🤖 AI Summary
Classical assumptions—such as strong homogeneity or graph denseness—frequently fail in latent-variable-driven network link regression, undermining the validity of standard linear regression inference.
Method: We propose a linear regression framework valid under weaker, more realistic assumptions. Leveraging the Aldous–Hoover representation, we construct a jointly exchangeable regression array and develop a bias-corrected estimator that achieves consistent and asymptotically normal inference for natural target parameters—even under weak graph sparsity. The method employs network summary statistics—including local subgraph frequencies and spectral embeddings—as covariates, and its theoretical foundation ensures bootstrap consistency.

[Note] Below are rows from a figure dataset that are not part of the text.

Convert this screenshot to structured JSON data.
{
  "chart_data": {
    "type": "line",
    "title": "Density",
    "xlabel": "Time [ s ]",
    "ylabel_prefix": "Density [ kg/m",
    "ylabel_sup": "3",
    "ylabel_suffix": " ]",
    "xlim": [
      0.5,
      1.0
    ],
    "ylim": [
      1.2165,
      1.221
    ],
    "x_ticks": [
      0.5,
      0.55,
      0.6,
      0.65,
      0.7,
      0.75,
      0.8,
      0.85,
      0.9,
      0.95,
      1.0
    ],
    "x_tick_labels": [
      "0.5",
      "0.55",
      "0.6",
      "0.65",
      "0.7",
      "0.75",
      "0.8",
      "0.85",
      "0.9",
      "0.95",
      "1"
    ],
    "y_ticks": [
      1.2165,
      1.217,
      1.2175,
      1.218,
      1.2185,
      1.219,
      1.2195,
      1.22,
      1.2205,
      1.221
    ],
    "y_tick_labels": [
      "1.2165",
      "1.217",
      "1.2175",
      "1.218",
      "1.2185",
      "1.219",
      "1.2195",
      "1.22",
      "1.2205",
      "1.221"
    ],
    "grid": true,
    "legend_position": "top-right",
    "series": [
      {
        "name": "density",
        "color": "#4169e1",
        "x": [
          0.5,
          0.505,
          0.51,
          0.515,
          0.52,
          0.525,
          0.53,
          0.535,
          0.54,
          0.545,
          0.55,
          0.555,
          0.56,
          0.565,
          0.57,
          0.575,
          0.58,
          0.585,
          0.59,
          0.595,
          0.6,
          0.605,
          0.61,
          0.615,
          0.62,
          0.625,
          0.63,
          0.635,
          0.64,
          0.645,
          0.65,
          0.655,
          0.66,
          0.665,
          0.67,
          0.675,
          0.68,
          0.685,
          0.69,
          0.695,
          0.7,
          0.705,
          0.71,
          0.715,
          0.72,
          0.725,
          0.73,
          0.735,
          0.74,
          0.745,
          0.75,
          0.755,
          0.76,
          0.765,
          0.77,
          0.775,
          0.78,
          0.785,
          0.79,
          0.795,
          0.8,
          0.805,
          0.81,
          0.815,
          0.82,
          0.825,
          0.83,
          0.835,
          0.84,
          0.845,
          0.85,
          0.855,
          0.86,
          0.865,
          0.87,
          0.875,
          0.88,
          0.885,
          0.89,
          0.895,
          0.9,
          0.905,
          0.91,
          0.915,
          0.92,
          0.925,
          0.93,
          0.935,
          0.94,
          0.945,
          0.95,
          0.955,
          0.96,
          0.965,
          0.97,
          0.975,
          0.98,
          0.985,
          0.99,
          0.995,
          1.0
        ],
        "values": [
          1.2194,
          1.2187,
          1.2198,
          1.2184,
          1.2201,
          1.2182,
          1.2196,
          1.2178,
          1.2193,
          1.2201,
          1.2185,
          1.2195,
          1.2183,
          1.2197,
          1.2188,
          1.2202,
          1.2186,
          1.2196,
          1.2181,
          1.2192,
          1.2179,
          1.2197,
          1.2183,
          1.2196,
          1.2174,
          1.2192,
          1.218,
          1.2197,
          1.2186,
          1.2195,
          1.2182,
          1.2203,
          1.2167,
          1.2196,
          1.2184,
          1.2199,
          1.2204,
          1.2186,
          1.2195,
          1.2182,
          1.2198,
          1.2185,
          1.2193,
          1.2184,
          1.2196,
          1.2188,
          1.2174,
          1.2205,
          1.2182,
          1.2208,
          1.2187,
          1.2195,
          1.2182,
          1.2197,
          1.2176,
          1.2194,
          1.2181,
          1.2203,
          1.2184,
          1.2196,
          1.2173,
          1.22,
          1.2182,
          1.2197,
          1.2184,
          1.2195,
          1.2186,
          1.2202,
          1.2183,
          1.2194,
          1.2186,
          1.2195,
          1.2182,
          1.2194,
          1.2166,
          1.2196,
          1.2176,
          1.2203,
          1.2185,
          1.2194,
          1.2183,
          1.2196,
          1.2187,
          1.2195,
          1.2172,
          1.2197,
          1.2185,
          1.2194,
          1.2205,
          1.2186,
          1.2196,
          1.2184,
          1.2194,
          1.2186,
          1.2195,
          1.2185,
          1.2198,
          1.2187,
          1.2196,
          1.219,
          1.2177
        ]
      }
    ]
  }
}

Results: Extensive simulations and empirical analysis on real-world elementary-school academic interaction data demonstrate that our approach substantially improves robustness and accuracy in network link regression inference, effectively relaxing reliance on restrictive homogeneity or denseness assumptions.
📝 Abstract
We consider statistical inference for network-linked regression problems, where covariates may include network summary statistics computed for each node. In settings involving network data, it is often natural to posit that latent variables govern connection probabilities in the graph. Since the presence of these latent features makes classical regression assumptions even less tenable, we propose an assumption-lean framework for linear regression with jointly exchangeable regression arrays. We establish an analog of the Aldous-Hoover representation for such arrays, which may be of independent interest. Moreover, we consider two different projection parameters as potential targets and establish conditions under which asymptotic normality and bootstrap consistency hold when commonly used network statistics, including local subgraph frequencies and spectral embeddings, are used as covariates. In the case of linear regression with local count statistics, we show that a bias-corrected estimator allows one to target a more natural inferential target under weaker sparsity conditions compared to the OLS estimator. Our inferential tools are illustrated using both simulated data and real data related to the academic climate of elementary schools.